If filefd gets deleted now, we can still access it through filefd2.

A few words on pipes

I was concidering leaving pipes outside of this article. However I want people to have a full grasp of the tight relation between pipes and file descriptors so I will mention the basics on pipes here.

Pipe is essentially a pair of file descriptors. One file descriptor is used for input while the other file descriptor is used for output. Now what we feed to the one file descriptor will magically pop out the other file descriptor. Binary, characters, integers, everything is welcome and works. You can think of a pipe as a physical pipe that whatever you drop on the top end, will get out from the end at the bottom.

We declare a pipe just as an array of two integers like this:

int mypipe[2];

Now this alone doesn’t do anything. We have to tell the kernel to setup the pipe for us so that we can use it:

pipe(mypipe); //initializing the pipe

Now we have our fully working pipe.

PipeAs we said data goes through one file descriptor and comes out through the other one.

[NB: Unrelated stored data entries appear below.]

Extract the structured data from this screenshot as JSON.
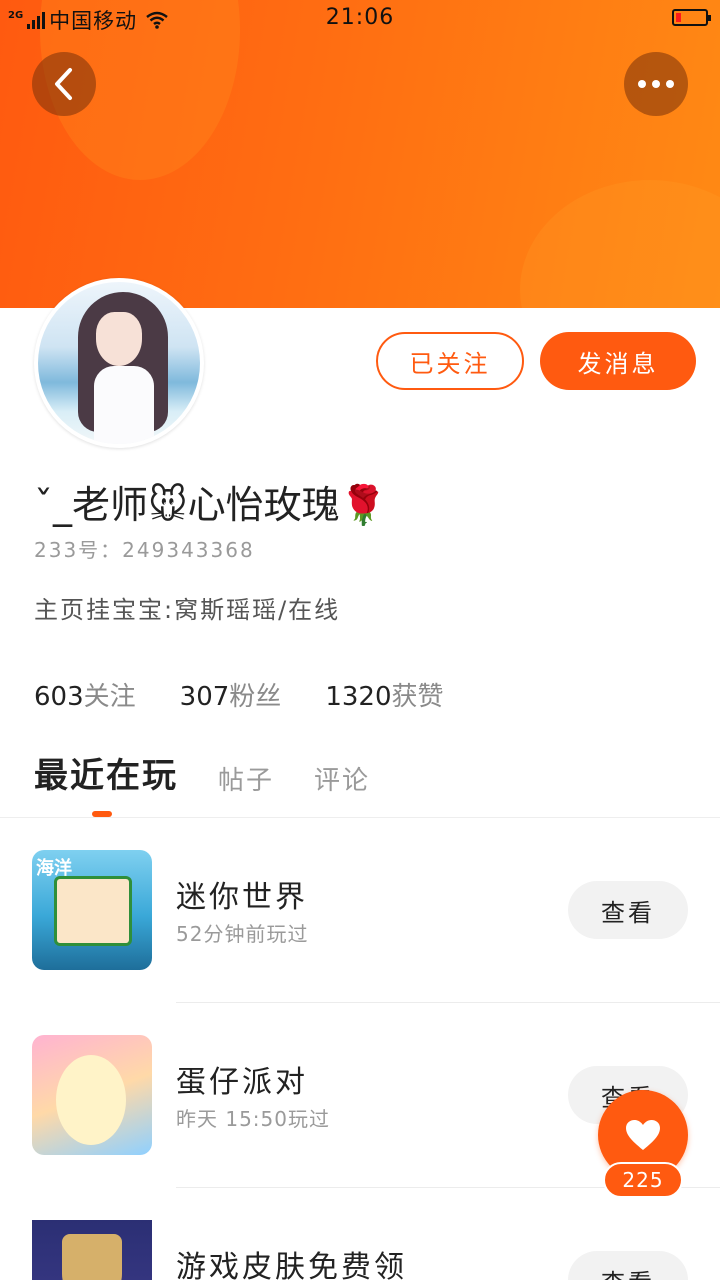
{
  "status_bar": {
    "network": "2G",
    "carrier": "中国移动",
    "time": "21:06"
  },
  "profile": {
    "name": "ˇ_老师🐭心怡玫瑰🌹",
    "id_line": "233号：249343368",
    "bio": "主页挂宝宝:窝斯瑶瑶/在线",
    "follow_button": "已关注",
    "message_button": "发消息"
  },
  "stats": [
    {
      "num": "603",
      "label": "关注"
    },
    {
      "num": "307",
      "label": "粉丝"
    },
    {
      "num": "1320",
      "label": "获赞"
    }
  ],
  "tabs": [
    {
      "label": "最近在玩",
      "active": true
    },
    {
      "label": "帖子",
      "active": false
    },
    {
      "label": "评论",
      "active": false
    }
  ],
  "games": [
    {
      "title": "迷你世界",
      "subtitle": "52分钟前玩过",
      "button": "查看",
      "thumb_label": "海洋"
    },
    {
      "title": "蛋仔派对",
      "subtitle": "昨天 15:50玩过",
      "button": "查看"
    },
    {
      "title": "游戏皮肤免费领",
      "subtitle": "",
      "button": "查看"
    }
  ],
  "like": {
    "count": "225"
  },
  "colors": {
    "accent": "#ff5a10",
    "banner_start": "#ff5a10",
    "banner_end": "#ff8a14"
  }
}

The file descriptor that takes input is mypipe[1] and the one used for output is mypipe[0]. Notice that the numbers 1 and 0 are not file descriptors. They are the indices of the pipe. You should be very super extra careful on which end of the pipe is supposed to get data and which end is supposed to give data.

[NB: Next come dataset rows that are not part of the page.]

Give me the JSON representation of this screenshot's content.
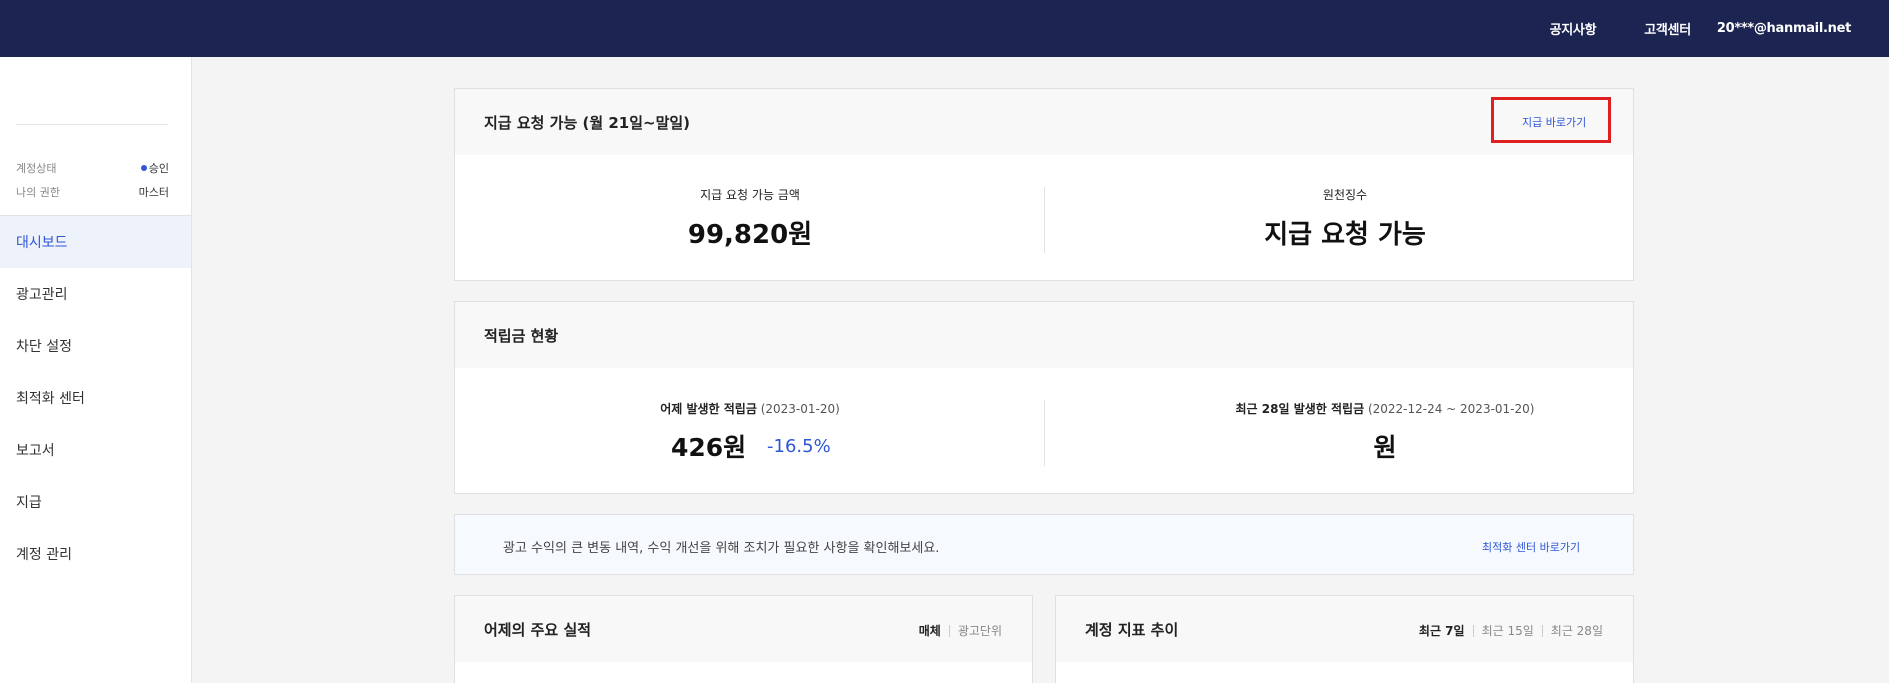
{
  "header": {
    "notice_label": "공지사항",
    "support_label": "고객센터",
    "account_email": "20***@hanmail.net"
  },
  "sidebar": {
    "account_status_label": "계정상태",
    "account_status_value": "승인",
    "permission_label": "나의 권한",
    "permission_value": "마스터",
    "items": [
      {
        "label": "대시보드"
      },
      {
        "label": "광고관리"
      },
      {
        "label": "차단 설정"
      },
      {
        "label": "최적화 센터"
      },
      {
        "label": "보고서"
      },
      {
        "label": "지급"
      },
      {
        "label": "계정 관리"
      }
    ]
  },
  "payment_card": {
    "title": "지급 요청 가능 (월 21일~말일)",
    "link_label": "지급 바로가기",
    "amount_label": "지급 요청 가능 금액",
    "amount_value": "99,820원",
    "tax_label": "원천징수",
    "tax_value": "지급 요청 가능"
  },
  "reward_card": {
    "title": "적립금 현황",
    "yesterday_label": "어제 발생한 적립금",
    "yesterday_date": "(2023-01-20)",
    "yesterday_value": "426원",
    "yesterday_change": "-16.5%",
    "recent_label": "최근 28일 발생한 적립금",
    "recent_range": "(2022-12-24 ~ 2023-01-20)",
    "recent_value": "원"
  },
  "notice_bar": {
    "message": "광고 수익의 큰 변동 내역, 수익 개선을 위해 조치가 필요한 사항을 확인해보세요.",
    "link_label": "최적화 센터 바로가기"
  },
  "performance_card": {
    "title": "어제의 주요 실적",
    "tabs": [
      "매체",
      "광고단위"
    ]
  },
  "trend_card": {
    "title": "계정 지표 추이",
    "tabs": [
      "최근 7일",
      "최근 15일",
      "최근 28일"
    ]
  },
  "colors": {
    "topbar": "#1c2452",
    "accent": "#2e57d6",
    "highlight": "#e02020"
  }
}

Programmers are probably some very egoistic bastards. I refer to the people that implemented the pipes in the kernel and you will see why. When it comes to pipes we refer to the write end of the pipe or the read end of the pipe from the view of the programmer and not the pipe itself. So for example the write end of the pipe is mypipe[1] while the read end is mypipe[0]. However if you are a plummer or an electronics person then you are familiar with reading the input/output from the view of the pipe itself. So be extra careful on that detail! You might spend endless hours, days or weeks debugging code just because you mixed the read end with the write end.

Now let’s test our pipe:

char buffer[5]="";
write(mypipe[1], "test", 5);      //writing to pipe
read(mypipe[0], buffer, 5);       //reading from pipe
puts(buffer);

This should output the text “test” on the terminal.

I will not go any deeper into pipes as that needs its own article in my humble opinion. I hope I made it a bit clearer what file descriptors really are and their relation to pipes and files.